В гараже появились двое парней в коротких черных куртках из тонкой лоснящейся кожи. Они были очень похожи. Наверное, близнецы. Сперва они попыхтели над трупом Малины, по очереди пробуя снять с пальца убитого громоздкую печатку. В конце концов сняли, отрубив найденными в гараже зубилом и молотком мертвому Малине палец. Потом стали упаковывать труп — сперва в простыню из целлофана, потом в большой полотняный мешок. Время от времени они закуривали и общались. На Алексея не обращали внимания, сразу предупредив:
— Тихо ты, жлоб! Башку снесем!
Алексей сидел, как статуя.
Говорили они негромко, но многое Алексей разобрал:
— Крови напустили.
— Ты цаца, что ли? Крови боишься?
— Пачкаться не хочу.
— Ведро песку надо принести. Пятна засыпать… В Москве-то как вышло?
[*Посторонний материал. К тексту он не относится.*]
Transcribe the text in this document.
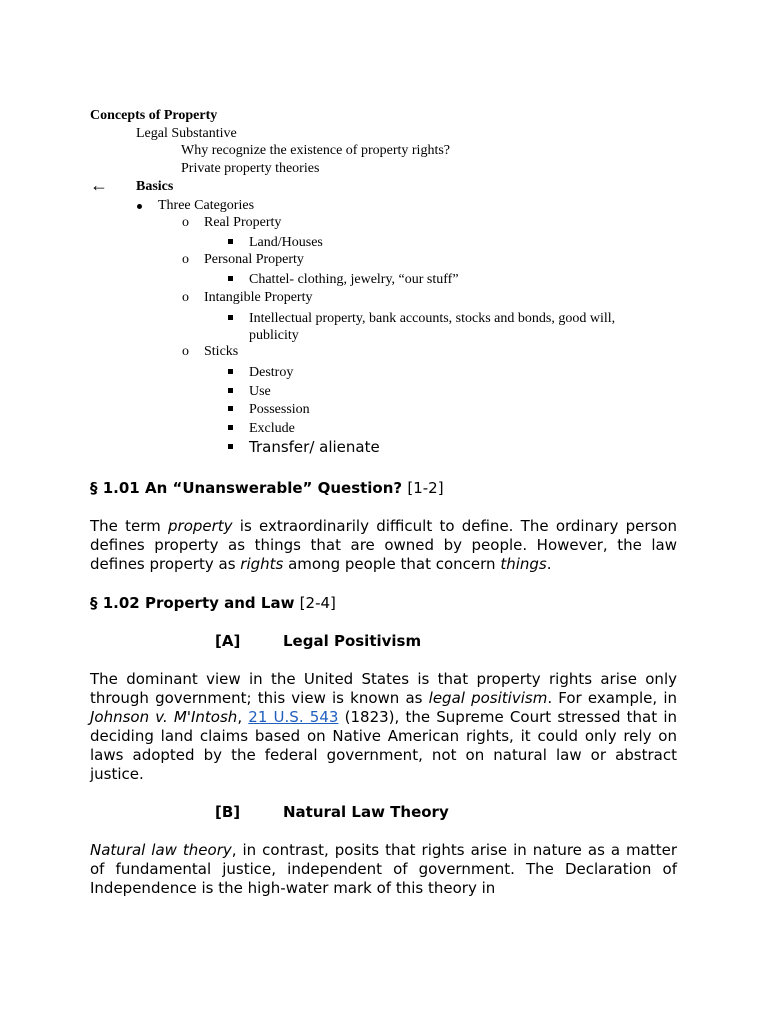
Concepts of Property
Legal Substantive
Why recognize the existence of property rights?
Private property theories
← Basics
Three Categories
o Real Property
Land/Houses
o Personal Property
Chattel- clothing, jewelry, “our stuff”
o Intangible Property
Intellectual property, bank accounts, stocks and bonds, good will,
publicity
o Sticks
Destroy
Use
Possession
Exclude
Transfer/ alienate
§ 1.01 An “Unanswerable” Question? [1-2]
The term property is extraordinarily difficult to define. The ordinary person defines property as things that are owned by people. However, the law defines property as rights among people that concern things.
§ 1.02 Property and Law [2-4]
[A]	Legal Positivism
The dominant view in the United States is that property rights arise only through government; this view is known as legal positivism. For example, in Johnson v. M'Intosh, 21 U.S. 543 (1823), the Supreme Court stressed that in deciding land claims based on Native American rights, it could only rely on laws adopted by the federal government, not on natural law or abstract justice.
[B]	Natural Law Theory
Natural law theory, in contrast, posits that rights arise in nature as a matter of fundamental justice, independent of government. The Declaration of Independence is the high-water mark of this theory in
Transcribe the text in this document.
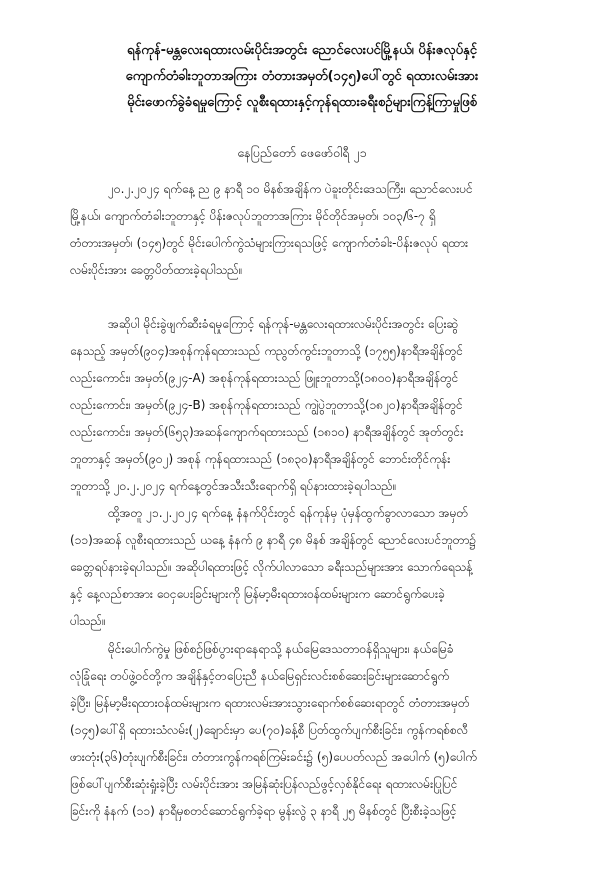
ရန်ကုန်-မန္တလေးရထားလမ်းပိုင်းအတွင်း ညောင်လေးပင်မြို့နယ်၊ ပိန်းဇလုပ်နှင့်
ကျောက်တံခါးဘူတာအကြား တံတားအမှတ်(၁၄၅)ပေါ်တွင် ရထားလမ်းအား
မိုင်းဖောက်ခွဲခံရမှုကြောင့် လူစီးရထားနှင့်ကုန်ရထားခရီးစဉ်များကြန့်ကြာမှုဖြစ်
နေပြည်တော် ဖေဖော်ဝါရီ ၂၁
၂၀.၂.၂၀၂၄ ရက်နေ့ ည ၉ နာရီ ၁၀ မိနစ်အချိန်က ပဲခူးတိုင်းဒေသကြီး၊ ညောင်လေးပင်
မြို့နယ်၊ ကျောက်တံခါးဘူတာနှင့် ပိန်းဇလုပ်ဘူတာအကြား မိုင်တိုင်အမှတ်၊ ၁၀၃/၆-၇ ရှိ
တံတားအမှတ်၊ (၁၄၅)တွင် မိုင်းပေါက်ကွဲသံများကြားရသဖြင့် ကျောက်တံခါး-ပိန်းဇလုပ် ရထား
လမ်းပိုင်းအား ခေတ္တပိတ်ထားခဲ့ရပါသည်။
အဆိုပါ မိုင်းခွဲဖျက်ဆီးခံရမှုကြောင့် ရန်ကုန်-မန္တလေးရထားလမ်းပိုင်းအတွင်း ပြေးဆွဲ
နေသည့် အမှတ်(၉၀၄)အစုန်ကုန်ရထားသည် ကညွတ်ကွင်းဘူတာသို့ (၁၇၅၅)နာရီအချိန်တွင်
လည်းကောင်း၊ အမှတ်(၉၂၄-A) အစုန်ကုန်ရထားသည် ဖြူးဘူတာသို့(၁၈၀၀)နာရီအချိန်တွင်
လည်းကောင်း၊ အမှတ်(၉၂၄-B) အစုန်ကုန်ရထားသည် ကျွဲပွဲဘူတာသို့(၁၈၂၀)နာရီအချိန်တွင်
လည်းကောင်း၊ အမှတ်(၆၅၃)အဆန်ကျောက်ရထားသည် (၁၈၁၀) နာရီအချိန်တွင် အုတ်တွင်း
ဘူတာနှင့် အမှတ်(၉၀၂) အစုန် ကုန်ရထားသည် (၁၈၃၀)နာရီအချိန်တွင် ဘောင်းတိုင်ကုန်း
ဘူတာသို့ ၂၀.၂.၂၀၂၄ ရက်နေ့တွင်အသီးသီးရောက်ရှိ ရပ်နားထားခဲ့ရပါသည်။
ထို့အတူ ၂၁.၂.၂၀၂၄ ရက်နေ့ နံနက်ပိုင်းတွင် ရန်ကုန်မှ ပုံမှန်ထွက်ခွာလာသော အမှတ်
(၁၁)အဆန် လူစီးရထားသည် ယနေ့ နံနက် ၉ နာရီ ၄၈ မိနစ် အချိန်တွင် ညောင်လေးပင်ဘူတာ၌
ခေတ္တရပ်နားခဲ့ရပါသည်။ အဆိုပါရထားဖြင့် လိုက်ပါလာသော ခရီးသည်များအား သောက်ရေသန့်
နှင့် နေ့လည်စာအား ဝေငှပေးခြင်းများကို မြန်မာ့မီးရထားဝန်ထမ်းများက ဆောင်ရွက်ပေးခဲ့
ပါသည်။
မိုင်းပေါက်ကွဲမှု ဖြစ်စဉ်ဖြစ်ပွားရာနေရာသို့ နယ်မြေဒေသတာဝန်ရှိသူများ၊ နယ်မြေခံ
လုံခြုံရေး တပ်ဖွဲ့ဝင်တို့က အချိန်နှင့်တပြေးညီ နယ်မြေရှင်းလင်းစစ်ဆေးခြင်းများဆောင်ရွက်
ခဲ့ပြီး၊ မြန်မာ့မီးရထားဝန်ထမ်းများက ရထားလမ်းအားသွားရောက်စစ်ဆေးရာတွင် တံတားအမှတ်
(၁၄၅)ပေါ်ရှိ ရထားသံလမ်း(၂)ချောင်းမှာ ပေ(၇၀)ခန့်စီ ပြတ်ထွက်ပျက်စီးခြင်း၊ ကွန်ကရစ်စလီ
ဖားတုံး(၃၆)တုံးပျက်စီးခြင်း၊ တံတားကွန်ကရစ်ကြမ်းခင်း၌ (၅)ပေပတ်လည် အပေါက် (၅)ပေါက်
ဖြစ်ပေါ်ပျက်စီးဆုံးရှုံးခဲ့ပြီး လမ်းပိုင်းအား အမြန်ဆုံးပြန်လည်ဖွင့်လှစ်နိုင်ရေး ရထားလမ်းပြုပြင်
ခြင်းကို နံနက် (၁၁) နာရီမှစတင်ဆောင်ရွက်ခဲ့ရာ မွန်းလွဲ ၃ နာရီ ၂၅ မိနစ်တွင် ပြီးစီးခဲ့သဖြင့်
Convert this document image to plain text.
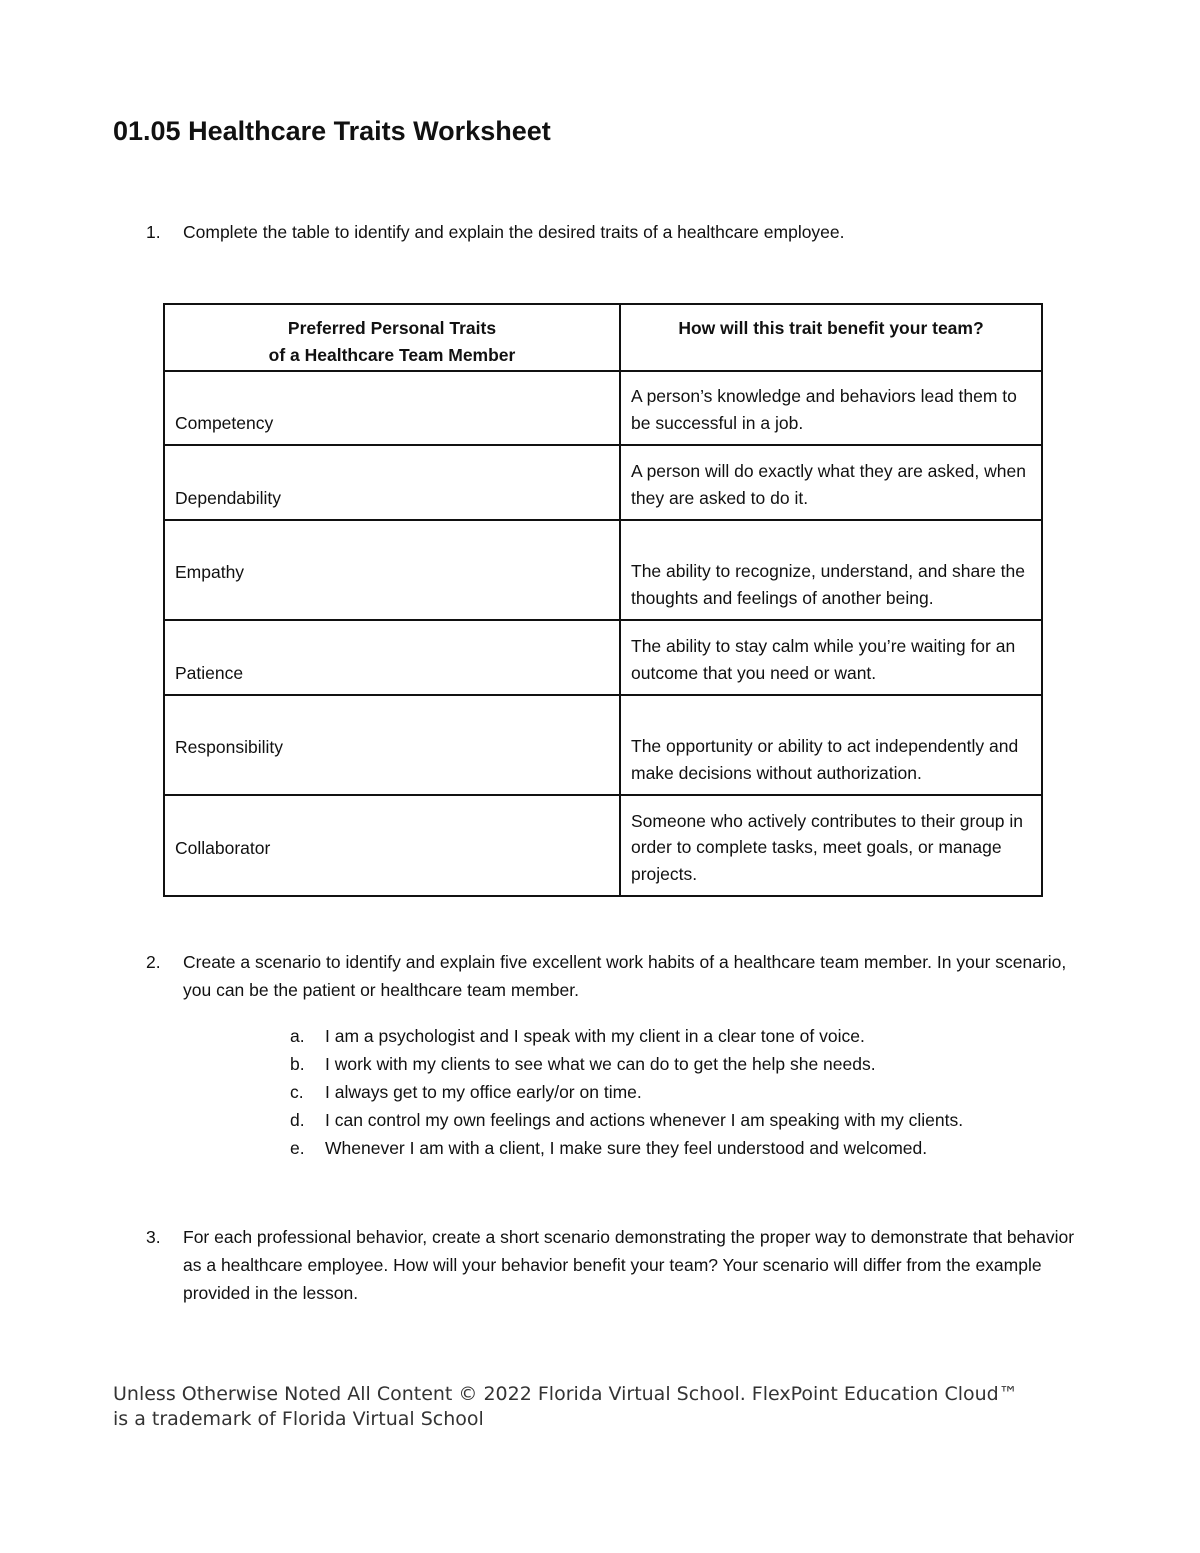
01.05 Healthcare Traits Worksheet
1. Complete the table to identify and explain the desired traits of a healthcare employee.
Preferred Personal Traits
of a Healthcare Team Member	How will this trait benefit your team?
Competency	A person’s knowledge and behaviors lead them to be successful in a job.
Dependability	A person will do exactly what they are asked, when they are asked to do it.
Empathy	The ability to recognize, understand, and share the thoughts and feelings of another being.
Patience	The ability to stay calm while you’re waiting for an outcome that you need or want.
Responsibility	The opportunity or ability to act independently and make decisions without authorization.
Collaborator	Someone who actively contributes to their group in order to complete tasks, meet goals, or manage projects.
2. Create a scenario to identify and explain five excellent work habits of a healthcare team member. In your scenario, you can be the patient or healthcare team member.
a. I am a psychologist and I speak with my client in a clear tone of voice.
b. I work with my clients to see what we can do to get the help she needs.
c. I always get to my office early/or on time.
d. I can control my own feelings and actions whenever I am speaking with my clients.
e. Whenever I am with a client, I make sure they feel understood and welcomed.
3. For each professional behavior, create a short scenario demonstrating the proper way to demonstrate that behavior as a healthcare employee. How will your behavior benefit your team? Your scenario will differ from the example provided in the lesson.
Unless Otherwise Noted All Content © 2022 Florida Virtual School. FlexPoint Education Cloud™ is a trademark of Florida Virtual School
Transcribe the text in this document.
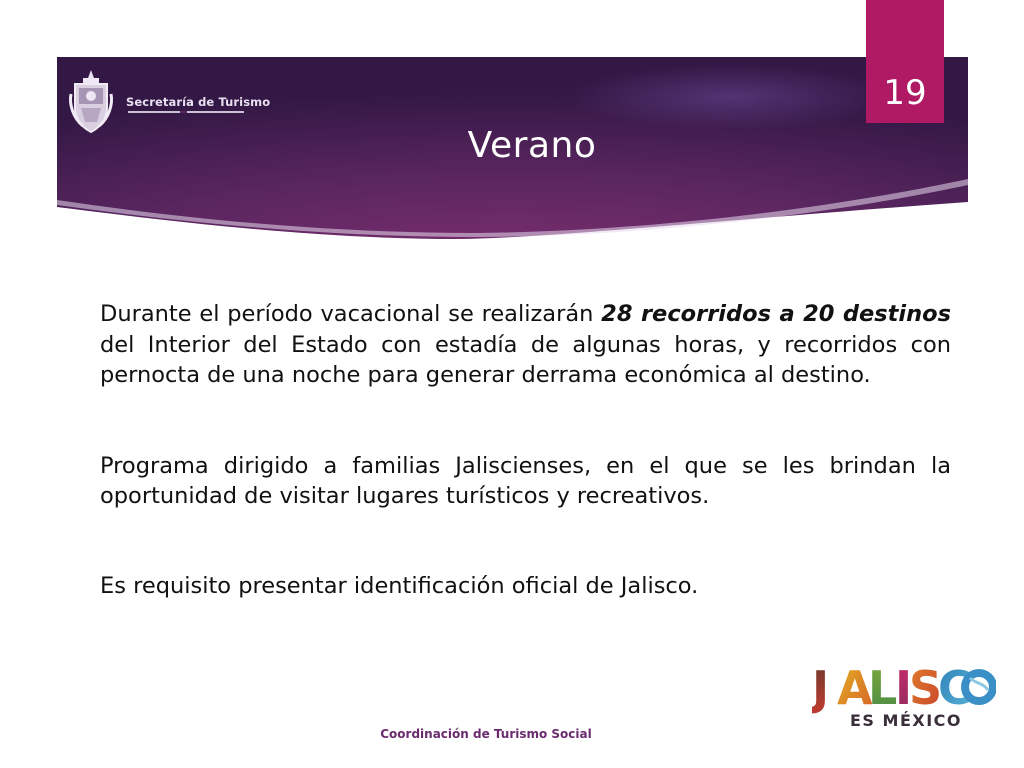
Secretaría de Turismo
Verano
19

Durante el período vacacional se realizarán 28 recorridos a 20 destinos del Interior del Estado con estadía de algunas horas, y recorridos con pernocta de una noche para generar derrama económica al destino.

Programa dirigido a familias Jaliscienses, en el que se les brindan la oportunidad de visitar lugares turísticos y recreativos.

Es requisito presentar identificación oficial de Jalisco.

Coordinación de Turismo Social
J A
L
I
S
C
ES MÉXICO
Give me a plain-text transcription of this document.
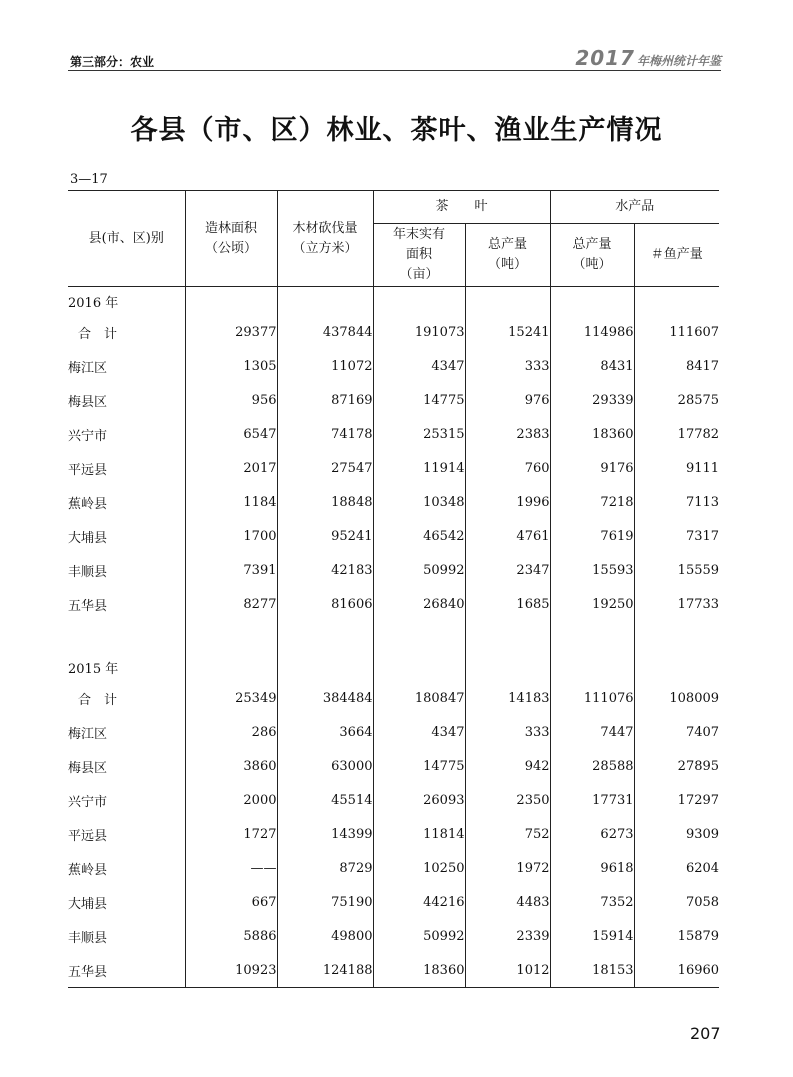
第三部分：农业	2017 年梅州统计年鉴
各县（市、区）林业、茶叶、渔业生产情况
3—17
县(市、区)别	造林面积（公顷）	木材砍伐量（立方米）	茶　　叶		水产品	
			年末实有面积（亩）	总产量（吨）	总产量（吨）	＃鱼产量
2016 年						
合　计	29377	437844	191073	15241	114986	111607
梅江区	1305	11072	4347	333	8431	8417
梅县区	956	87169	14775	976	29339	28575
兴宁市	6547	74178	25315	2383	18360	17782
平远县	2017	27547	11914	760	9176	9111
蕉岭县	1184	18848	10348	1996	7218	7113
大埔县	1700	95241	46542	4761	7619	7317
丰顺县	7391	42183	50992	2347	15593	15559
五华县	8277	81606	26840	1685	19250	17733

2015 年						
合　计	25349	384484	180847	14183	111076	108009
梅江区	286	3664	4347	333	7447	7407
梅县区	3860	63000	14775	942	28588	27895
兴宁市	2000	45514	26093	2350	17731	17297
平远县	1727	14399	11814	752	6273	9309
蕉岭县	——	8729	10250	1972	9618	6204
大埔县	667	75190	44216	4483	7352	7058
丰顺县	5886	49800	50992	2339	15914	15879
五华县	10923	124188	18360	1012	18153	16960
207
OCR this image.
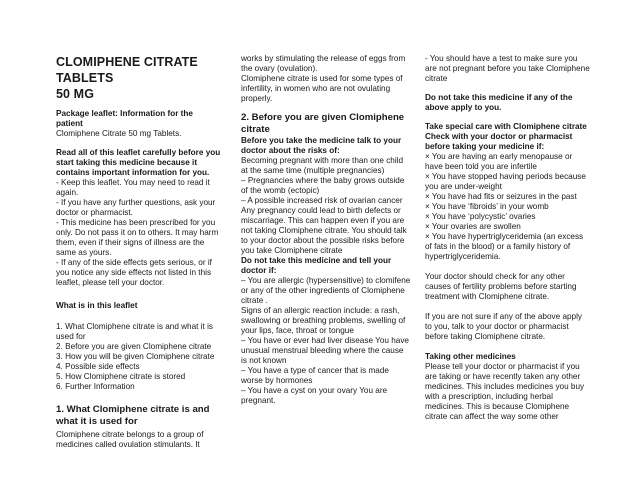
CLOMIPHENE CITRATE
TABLETS
50 MG
Package leaflet: Information for the patient
Clomiphene Citrate 50 mg Tablets.
Read all of this leaflet carefully before you start taking this medicine because it contains important information for you.
- Keep this leaflet. You may need to read it again.
- If you have any further questions, ask your doctor or pharmacist.
- This medicine has been prescribed for you only. Do not pass it on to others. It may harm them, even if their signs of illness are the same as yours.
- If any of the side effects gets serious, or if you notice any side effects not listed in this leaflet, please tell your doctor.
What is in this leaflet
1. What Clomiphene citrate is and what it is used for
2. Before you are given Clomiphene citrate
3. How you will be given Clomiphene citrate
4. Possible side effects
5. How Clomiphene citrate is stored
6. Further Information
1. What Clomiphene citrate is and what it is used for
Clomiphene citrate belongs to a group of medicines called ovulation stimulants. It
works by stimulating the release of eggs from the ovary (ovulation).
Clomiphene citrate is used for some types of infertility, in women who are not ovulating properly.
2. Before you are given Clomiphene citrate
Before you take the medicine talk to your doctor about the risks of:
Becoming pregnant with more than one child at the same time (multiple pregnancies)
– Pregnancies where the baby grows outside of the womb (ectopic)
– A possible increased risk of ovarian cancer
Any pregnancy could lead to birth defects or miscarriage. This can happen even if you are not taking Clomiphene citrate. You should talk to your doctor about the possible risks before you take Clomiphene citrate
Do not take this medicine and tell your doctor if:
– You are allergic (hypersensitive) to clomifene or any of the other ingredients of Clomiphene citrate .
Signs of an allergic reaction include: a rash, swallowing or breathing problems, swelling of your lips, face, throat or tongue
– You have or ever had liver disease You have unusual menstrual bleeding where the cause is not known
– You have a type of cancer that is made worse by hormones
– You have a cyst on your ovary You are pregnant.
- You should have a test to make sure you are not pregnant before you take Clomiphene citrate
Do not take this medicine if any of the above apply to you.
Take special care with Clomiphene citrate Check with your doctor or pharmacist before taking your medicine if:
× You are having an early menopause or have been told you are infertile
× You have stopped having periods because you are under-weight
× You have had fits or seizures in the past
× You have ‘fibroids’ in your womb
× You have ‘polycystic’ ovaries
× Your ovaries are swollen
× You have hypertriglyceridemia (an excess of fats in the blood) or a family history of hypertriglyceridemia.
Your doctor should check for any other causes of fertility problems before starting treatment with Clomiphene citrate.
If you are not sure if any of the above apply to you, talk to your doctor or pharmacist before taking Clomiphene citrate.
Taking other medicines
Please tell your doctor or pharmacist if you are taking or have recently taken any other medicines. This includes medicines you buy with a prescription, including herbal medicines. This is because Clomiphene citrate can affect the way some other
— Кошка не виноват. Он минировать умеет…
— Хотели только машину взорвать. А вышло — с хозяином. Еще прицепом охранника, говорят, грохнули.
— Кошка ни при чем. Связь подвела.
— Связь у нас в России — гниль! Помнишь, тогда на яхте тоже пролопушили. Рация сдохла.
— Помню. Я тогда, у богача этого, у азера, первый раз текилу попробовал. Крепкая, зараза.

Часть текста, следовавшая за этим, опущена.